The Slovak capital increased the real estate tax on apartments and houses by 30 per cent and on agricultural and other constructions by 50 per cent, while taxes rose especially for commercial space in blocks of apartments – in the Old Town they almost tripled and in other boroughs they rose by as much as 160 per cent.

However, it is the town of Nové Mesto nad Váhom which can boast the highest increase in real estate taxes, when businesses will pay as much as 322 per cent more than for ordinary, non-residential premises such as garages.

On average, tax rates on commercial space for doing business in blocks of apartments increased the most – by as much as 9 per cent.

Only three towns increased real estate taxes on premises for doing business – Nové Mesto nad Váhom, Martin and Medzev. Nevertheless, the tax remains the lowest in the latter – EUR666 for per 1,000 square meters of commercial space on a plot of 1,500 square meters.

Businesses will pay the highest taxes for premises for doing business in Púchov – as much as EUR6,449 for the same real estate. In Bratislava’s Old Town it will be roughly EUR5,000. Among the remaining boroughs of Bratislava and in Košice it will be roughly EUR4,100.

Kremský was surprised by the increase in towns that suffer from high unemployment. He believes that low real estate taxes can attract potential investors and improve employment in some areas. “It seems that the towns are not using the tax rate as stimuli for the arrival of new investors,” he said. As an example he listed Zvolen, Rožňava, Veľký Krtíš, Spišská Nová Ves and Rimavská Sobota, which rather discourage investors. “The same is the situation in Púchov or Žiar nad Hronom, where the town wants to rely on the big industries but at the same time it slows down economic development,” he added.

The system of taxation based solely on square meters of property was criticized by the International Monetary Fund in 2012, as it did not take into consideration price differences among cities and regions.

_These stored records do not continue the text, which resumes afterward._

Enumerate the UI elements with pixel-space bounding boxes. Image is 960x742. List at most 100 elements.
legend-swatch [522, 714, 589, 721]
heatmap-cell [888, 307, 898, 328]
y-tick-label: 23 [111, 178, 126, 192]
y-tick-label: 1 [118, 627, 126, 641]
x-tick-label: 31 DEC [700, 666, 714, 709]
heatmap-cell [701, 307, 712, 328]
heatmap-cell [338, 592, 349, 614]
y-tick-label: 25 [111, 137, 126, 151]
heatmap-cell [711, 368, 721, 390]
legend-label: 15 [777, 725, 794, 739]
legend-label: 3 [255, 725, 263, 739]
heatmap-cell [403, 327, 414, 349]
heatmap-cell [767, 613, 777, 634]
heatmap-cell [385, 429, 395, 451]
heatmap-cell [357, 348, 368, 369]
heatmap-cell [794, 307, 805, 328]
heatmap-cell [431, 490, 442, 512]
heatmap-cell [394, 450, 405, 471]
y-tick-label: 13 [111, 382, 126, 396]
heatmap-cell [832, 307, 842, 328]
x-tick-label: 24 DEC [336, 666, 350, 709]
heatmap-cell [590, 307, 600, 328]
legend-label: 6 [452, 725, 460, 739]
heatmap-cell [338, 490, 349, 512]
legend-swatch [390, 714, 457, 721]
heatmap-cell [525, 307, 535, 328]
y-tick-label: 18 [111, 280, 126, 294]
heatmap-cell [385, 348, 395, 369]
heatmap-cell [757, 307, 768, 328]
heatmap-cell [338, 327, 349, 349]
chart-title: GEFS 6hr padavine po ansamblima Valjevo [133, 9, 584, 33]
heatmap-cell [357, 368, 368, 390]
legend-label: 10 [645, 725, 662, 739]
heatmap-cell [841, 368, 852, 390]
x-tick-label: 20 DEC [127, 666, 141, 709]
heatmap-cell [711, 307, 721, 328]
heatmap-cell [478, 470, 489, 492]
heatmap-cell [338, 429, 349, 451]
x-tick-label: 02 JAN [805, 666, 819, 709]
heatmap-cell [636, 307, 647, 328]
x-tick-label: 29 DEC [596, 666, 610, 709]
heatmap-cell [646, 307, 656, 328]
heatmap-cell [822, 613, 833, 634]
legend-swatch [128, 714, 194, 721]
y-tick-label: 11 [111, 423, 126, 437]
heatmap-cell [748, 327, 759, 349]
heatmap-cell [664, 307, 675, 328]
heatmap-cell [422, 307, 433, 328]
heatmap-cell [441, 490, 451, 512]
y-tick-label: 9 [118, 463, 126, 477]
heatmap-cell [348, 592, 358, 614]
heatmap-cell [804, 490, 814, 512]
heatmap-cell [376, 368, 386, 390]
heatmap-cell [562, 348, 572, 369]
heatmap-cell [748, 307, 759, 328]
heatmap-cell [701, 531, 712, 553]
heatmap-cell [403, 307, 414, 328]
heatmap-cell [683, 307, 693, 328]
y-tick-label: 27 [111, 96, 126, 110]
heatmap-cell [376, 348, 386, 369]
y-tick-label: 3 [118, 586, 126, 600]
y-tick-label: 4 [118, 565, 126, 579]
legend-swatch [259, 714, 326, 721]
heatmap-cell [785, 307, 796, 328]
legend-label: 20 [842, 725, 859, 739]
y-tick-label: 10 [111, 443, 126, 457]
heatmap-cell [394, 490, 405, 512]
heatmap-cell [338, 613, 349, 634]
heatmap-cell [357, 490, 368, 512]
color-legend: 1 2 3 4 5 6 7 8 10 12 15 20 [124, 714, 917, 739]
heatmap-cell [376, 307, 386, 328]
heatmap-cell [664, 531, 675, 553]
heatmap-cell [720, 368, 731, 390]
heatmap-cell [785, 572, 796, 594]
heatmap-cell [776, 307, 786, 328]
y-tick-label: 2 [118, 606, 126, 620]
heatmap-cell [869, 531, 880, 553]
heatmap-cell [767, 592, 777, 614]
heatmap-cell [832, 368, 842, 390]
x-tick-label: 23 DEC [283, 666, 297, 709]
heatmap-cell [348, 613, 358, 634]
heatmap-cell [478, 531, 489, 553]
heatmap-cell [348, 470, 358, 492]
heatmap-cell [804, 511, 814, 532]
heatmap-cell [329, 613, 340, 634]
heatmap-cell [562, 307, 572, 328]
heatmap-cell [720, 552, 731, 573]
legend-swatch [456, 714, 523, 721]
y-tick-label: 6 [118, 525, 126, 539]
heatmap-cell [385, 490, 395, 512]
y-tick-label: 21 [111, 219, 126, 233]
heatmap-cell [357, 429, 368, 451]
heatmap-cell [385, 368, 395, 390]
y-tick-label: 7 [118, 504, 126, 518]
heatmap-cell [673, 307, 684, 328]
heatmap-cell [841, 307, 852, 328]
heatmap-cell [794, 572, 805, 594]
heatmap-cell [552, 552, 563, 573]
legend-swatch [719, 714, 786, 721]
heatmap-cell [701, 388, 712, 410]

In May 2016, the Finance Ministry introduced its plan to create, in cooperation with the Association of the Towns and Villages in Slovakia (ZMOS), technical preconditions for a change in the system of taxation that would also take into consideration the market value of the property. However, no significant changes in the mechanism of taxation are planned for 2017.

“Proposals and changes in taxation are exclusively in the competence of the Ministry of Finance,” said ZMOS executive chairman Jozef Turčány. “Allocating the tax according to the square area of the estate is not fair as it does not reflect the value of the property as such, taking into consideration its utilization,” Alica Orda Oravcová from the Slovak Chamber of Tax Advisors told the Slovak Spectator.

On the other hand, many people, mainly from older generations, are rich in property ownership but poor in terms of current income. “A high tax on real estate in which they live can bring them into misery in their own residence,” Radovan Ďurana, an analyst at the INESS think-tank, told The Slovak Spectator. Experts claim that the new system based on the market value of the property will put certain groups of residents at a disadvantage. Orda Oravcová explained that the tax must be fair and explicitly stated, so that taxpayers know their obligation.

The National Agency of Estate Agents developed price maps that take into consideration the square area, balconies and loggias, number of floors, condition and even material used for the construction. However, they are not always reliable.

Pavel Škriniar from the Finančná Hitparáda website also points out that the maps contain only general information about the prices in the locality but not about the particular value of an estate. “Many people obtained their flats during socialism and their lifestyle has not changed since,” Škriniar said, pointing out that according to the development on the estate market their flats will now fall into the luxury category. “They will have to pay additional tax on this luxury.” Also Turčány from ZMOS confirmed that the difference between the value of the estate and the income of the owner can be a problem.